While acknowledging that all legal means have been exhausted in the Church's battle to use "Allah" in the Herald publication, Archbishop Julian Leow said the Court of Appeal's ban on the use of the word was only limited to the newsweekly.
In a pastoral letter published on the Kuala Lumpur Archdiocese website, Leow said the "Allah" ban did not include a prohibition in the Bible or during Mass, worship and prayer sessions.
"The government has said that the decision of the Court of Appeal is only confined to the Herald's case. We shall take the government at its word," wrote Leow, who is also president of the Catholics Bishops' Conference of Malaysia.
He said that despite the uncertainty over the repercussions of the ban on the rights of minorities to practice their faith, Catholics were a people of “faith and hope”.
Leow added that there was a lot to be gained from the experience, and that Catholics needed to make a stand for justice and truth.
"We need to protect the rights of the minority and the voiceless,” he said. "We need to forgive and to reach out in love especially to those who misunderstand and are misinformed.”
Leow also thanked the team of lawyers for presenting the issues clearly and succinctly.
He said in his letter that the Church's journey began in 2008 when they were told they could not refer to God in the same way that the majority of Catholics in Malaysia had been doing for centuries.
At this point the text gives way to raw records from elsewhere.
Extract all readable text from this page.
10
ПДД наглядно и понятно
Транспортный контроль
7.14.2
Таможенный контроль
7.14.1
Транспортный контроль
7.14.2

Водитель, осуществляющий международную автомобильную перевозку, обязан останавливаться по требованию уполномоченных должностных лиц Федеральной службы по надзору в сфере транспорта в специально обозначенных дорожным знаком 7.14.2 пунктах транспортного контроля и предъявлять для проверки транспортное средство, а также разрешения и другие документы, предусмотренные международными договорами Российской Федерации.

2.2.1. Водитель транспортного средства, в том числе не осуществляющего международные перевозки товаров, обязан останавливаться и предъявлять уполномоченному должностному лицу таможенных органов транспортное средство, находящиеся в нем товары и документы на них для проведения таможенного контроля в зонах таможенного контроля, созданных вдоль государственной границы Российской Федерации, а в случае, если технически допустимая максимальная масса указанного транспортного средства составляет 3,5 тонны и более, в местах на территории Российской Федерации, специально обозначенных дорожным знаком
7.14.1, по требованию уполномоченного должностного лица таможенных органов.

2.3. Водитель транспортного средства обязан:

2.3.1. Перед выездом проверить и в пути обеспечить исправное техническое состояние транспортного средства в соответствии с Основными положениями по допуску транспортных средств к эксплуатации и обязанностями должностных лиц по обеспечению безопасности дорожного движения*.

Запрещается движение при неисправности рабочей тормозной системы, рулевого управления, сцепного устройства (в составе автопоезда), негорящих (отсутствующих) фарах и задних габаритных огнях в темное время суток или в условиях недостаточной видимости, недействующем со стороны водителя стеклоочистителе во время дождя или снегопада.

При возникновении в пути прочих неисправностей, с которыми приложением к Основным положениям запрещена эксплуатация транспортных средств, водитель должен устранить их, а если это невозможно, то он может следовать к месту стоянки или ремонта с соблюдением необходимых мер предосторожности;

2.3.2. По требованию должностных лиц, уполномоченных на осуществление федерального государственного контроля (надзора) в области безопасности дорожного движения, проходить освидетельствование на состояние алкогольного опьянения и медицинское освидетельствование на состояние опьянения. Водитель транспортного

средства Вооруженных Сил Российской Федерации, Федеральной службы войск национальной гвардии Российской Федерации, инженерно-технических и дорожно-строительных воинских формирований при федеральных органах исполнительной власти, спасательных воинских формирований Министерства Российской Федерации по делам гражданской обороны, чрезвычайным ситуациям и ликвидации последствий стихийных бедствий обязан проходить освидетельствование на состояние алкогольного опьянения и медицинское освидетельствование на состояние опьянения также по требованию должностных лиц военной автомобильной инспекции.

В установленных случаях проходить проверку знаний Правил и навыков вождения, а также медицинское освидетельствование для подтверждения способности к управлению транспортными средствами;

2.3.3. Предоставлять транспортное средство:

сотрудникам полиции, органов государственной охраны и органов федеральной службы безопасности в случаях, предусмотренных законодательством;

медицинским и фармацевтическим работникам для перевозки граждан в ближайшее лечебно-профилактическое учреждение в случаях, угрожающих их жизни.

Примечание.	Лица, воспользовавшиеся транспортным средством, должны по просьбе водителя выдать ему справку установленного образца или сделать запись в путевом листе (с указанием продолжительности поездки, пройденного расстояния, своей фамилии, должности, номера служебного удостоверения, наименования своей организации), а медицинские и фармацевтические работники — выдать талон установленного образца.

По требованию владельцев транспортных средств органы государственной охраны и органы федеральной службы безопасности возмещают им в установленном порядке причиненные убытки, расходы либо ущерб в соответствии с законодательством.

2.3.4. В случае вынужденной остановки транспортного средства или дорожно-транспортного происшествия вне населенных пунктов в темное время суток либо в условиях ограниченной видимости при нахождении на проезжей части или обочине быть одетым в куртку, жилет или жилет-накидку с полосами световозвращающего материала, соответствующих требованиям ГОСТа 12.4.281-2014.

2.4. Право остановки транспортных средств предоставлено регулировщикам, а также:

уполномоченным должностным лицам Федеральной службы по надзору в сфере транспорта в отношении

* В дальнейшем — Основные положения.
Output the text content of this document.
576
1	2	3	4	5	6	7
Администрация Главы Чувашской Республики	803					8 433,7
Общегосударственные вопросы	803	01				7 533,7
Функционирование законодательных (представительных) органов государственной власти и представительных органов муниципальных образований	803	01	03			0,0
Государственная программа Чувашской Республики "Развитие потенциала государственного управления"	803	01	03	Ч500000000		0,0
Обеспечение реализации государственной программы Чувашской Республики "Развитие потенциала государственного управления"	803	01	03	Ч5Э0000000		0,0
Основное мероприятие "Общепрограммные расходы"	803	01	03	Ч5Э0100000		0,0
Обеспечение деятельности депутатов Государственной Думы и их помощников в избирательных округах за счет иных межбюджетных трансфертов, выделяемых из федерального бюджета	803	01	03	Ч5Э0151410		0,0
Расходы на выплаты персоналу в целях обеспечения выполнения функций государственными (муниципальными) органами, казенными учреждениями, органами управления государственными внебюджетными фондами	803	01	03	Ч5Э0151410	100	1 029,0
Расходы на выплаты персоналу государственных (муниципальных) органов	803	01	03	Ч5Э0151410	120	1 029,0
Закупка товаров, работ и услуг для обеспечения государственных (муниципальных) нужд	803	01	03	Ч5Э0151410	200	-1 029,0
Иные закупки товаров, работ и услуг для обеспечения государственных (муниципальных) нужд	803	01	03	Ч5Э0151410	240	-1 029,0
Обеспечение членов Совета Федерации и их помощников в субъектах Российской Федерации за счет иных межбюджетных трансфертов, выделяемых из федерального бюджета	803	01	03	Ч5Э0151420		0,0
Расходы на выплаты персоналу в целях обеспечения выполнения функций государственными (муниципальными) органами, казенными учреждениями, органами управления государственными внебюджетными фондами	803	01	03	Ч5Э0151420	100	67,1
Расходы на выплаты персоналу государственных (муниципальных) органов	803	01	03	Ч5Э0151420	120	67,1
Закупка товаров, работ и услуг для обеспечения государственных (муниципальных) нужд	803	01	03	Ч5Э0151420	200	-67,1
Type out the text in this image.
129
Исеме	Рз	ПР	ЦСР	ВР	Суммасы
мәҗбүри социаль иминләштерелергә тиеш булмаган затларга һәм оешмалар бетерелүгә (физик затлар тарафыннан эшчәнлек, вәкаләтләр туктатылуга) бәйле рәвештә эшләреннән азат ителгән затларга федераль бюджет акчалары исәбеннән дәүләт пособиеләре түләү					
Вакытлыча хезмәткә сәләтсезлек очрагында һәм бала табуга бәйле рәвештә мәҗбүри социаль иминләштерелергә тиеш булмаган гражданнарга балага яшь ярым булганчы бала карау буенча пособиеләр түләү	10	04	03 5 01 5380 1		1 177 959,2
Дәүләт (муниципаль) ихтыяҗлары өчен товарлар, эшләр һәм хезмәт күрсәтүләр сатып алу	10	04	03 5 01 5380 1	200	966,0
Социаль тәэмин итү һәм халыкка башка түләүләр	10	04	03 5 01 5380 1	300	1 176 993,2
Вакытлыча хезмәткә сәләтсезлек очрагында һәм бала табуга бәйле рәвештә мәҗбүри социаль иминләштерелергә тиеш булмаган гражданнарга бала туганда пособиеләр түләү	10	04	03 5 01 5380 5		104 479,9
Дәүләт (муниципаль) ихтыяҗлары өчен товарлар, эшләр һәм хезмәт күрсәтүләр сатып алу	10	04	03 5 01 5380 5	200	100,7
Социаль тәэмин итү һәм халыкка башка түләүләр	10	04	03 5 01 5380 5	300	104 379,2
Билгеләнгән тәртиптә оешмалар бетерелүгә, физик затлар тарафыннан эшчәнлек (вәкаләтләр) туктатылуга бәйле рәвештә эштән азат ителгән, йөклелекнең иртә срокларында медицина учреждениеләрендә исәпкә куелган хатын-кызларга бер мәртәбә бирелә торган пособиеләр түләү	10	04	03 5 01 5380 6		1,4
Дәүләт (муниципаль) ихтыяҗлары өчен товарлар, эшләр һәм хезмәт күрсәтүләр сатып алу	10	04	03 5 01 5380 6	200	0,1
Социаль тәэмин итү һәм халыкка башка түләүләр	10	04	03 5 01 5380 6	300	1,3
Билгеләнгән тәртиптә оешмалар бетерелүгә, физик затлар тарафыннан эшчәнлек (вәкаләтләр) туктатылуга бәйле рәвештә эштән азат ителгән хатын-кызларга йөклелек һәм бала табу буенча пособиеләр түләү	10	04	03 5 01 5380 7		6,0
Leow said the church mounted the challenge in court to exercise its constitutional right to manage its own religious affairs.
He added that they took the position that the Home Minister's restriction on the use of the word “Allah” in the Herald went against the Federal Constitution.
"From the beginning, it had been an uphill journey, fraught with many challenges and obstacles. Yet, our team persevered and we have now finished the race," he said.
A five-man panel headed by Tan Sri Abdull Hamid Embong delivered a unanimous decision last Wednesday to deny the Catholic Church's application for a review of the apex court's earlier ruling which did not grant it leave to appeal the ban on the use of the word "Allah" in the Herald.